Atsız’ı edebi eserlerini okuyarak tanımak, fikirlerini öğrenmek elbette mümkündür. Ama onun çok çeşitli cephelerinin yanında tabii ki bir de “insan” tarafı vardır. Bu tarafını, onu ancak yakından tanımış olanlar bilebilir. Altan Deliorman, “Tanıdığım Atsız”da, onu, özellikle bu yönüyle anlatıyor. Dünya görüşü, insanlara bakışı, davranışları, hayat tarzı, öfkeleri, tepkileri, sevinçleri, kederleri, hayalleri ve hayal kırıklıkları ile..

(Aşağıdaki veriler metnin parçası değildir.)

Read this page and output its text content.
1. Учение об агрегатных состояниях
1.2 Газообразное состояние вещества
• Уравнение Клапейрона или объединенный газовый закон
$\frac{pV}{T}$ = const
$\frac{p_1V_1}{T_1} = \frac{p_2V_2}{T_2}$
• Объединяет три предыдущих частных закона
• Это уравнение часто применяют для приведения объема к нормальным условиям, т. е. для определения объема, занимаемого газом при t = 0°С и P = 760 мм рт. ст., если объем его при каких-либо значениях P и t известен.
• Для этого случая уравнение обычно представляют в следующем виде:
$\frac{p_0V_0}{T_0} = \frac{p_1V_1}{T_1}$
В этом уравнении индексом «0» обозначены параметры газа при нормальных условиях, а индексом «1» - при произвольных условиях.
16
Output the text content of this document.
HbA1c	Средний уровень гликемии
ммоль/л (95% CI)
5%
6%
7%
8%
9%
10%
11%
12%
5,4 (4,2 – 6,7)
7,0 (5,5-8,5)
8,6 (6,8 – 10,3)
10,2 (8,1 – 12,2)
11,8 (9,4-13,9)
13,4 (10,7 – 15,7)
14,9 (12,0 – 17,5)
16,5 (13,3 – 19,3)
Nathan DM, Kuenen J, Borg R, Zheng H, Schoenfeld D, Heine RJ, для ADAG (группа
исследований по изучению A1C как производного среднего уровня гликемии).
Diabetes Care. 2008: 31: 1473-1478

”Atsız’la ilk hatıralarımı, onun vefatını takip eden gün yazmaya başlamıştım. O sırada günlük bir gazetede yayımlanan bu yazıların dokuz-on gün devam edeceğini sanıyordum. Öyle olmadı. Çeşitli olaylarla yoğurulmuş yıllardan hafızamda kalanlar tahminimden çokmuş. Yazılarım iki ayı aşkın bir süre devam etmesine rağmen, ancak 1960’a kadar olan dönemi kağıda dökmek imkanını bulabildim.
Bu hatıraların yayınlanması geniş bir ilgi gördü. Çeşitli çevrelerden, tanıdık-tanımadık farklı nesillerden teşvik ve takdir topladı. Kitap hâline getirilmesi dileği yaygınlaştı. Bunun üzerine, 1960 sonrası devreyi de yazarak, hatıraları tamamlamak düşüncesi bende yerleşti.
Bu kitap, kısaca anlattığım gelişmenin sonucu olarak ortaya çıktı.”
Altan Deliorman, 5 Kasım 1978, İstanbul.
”..Böylece Atsız Beğ’le tanışmıştık.
Bu tanışıklık, günler, geceler, yıllar boyu, ine-çıka, yakınlaşa-uzaklaşa tam yirmi beş yıl devam edecekti.
Yani çeyrek asır.
Gözlerini kapadığı son güne kadar..” (syf. 15)
”Atsız’ı iyi tanımak isteyenler bu kitabı okumalılar.”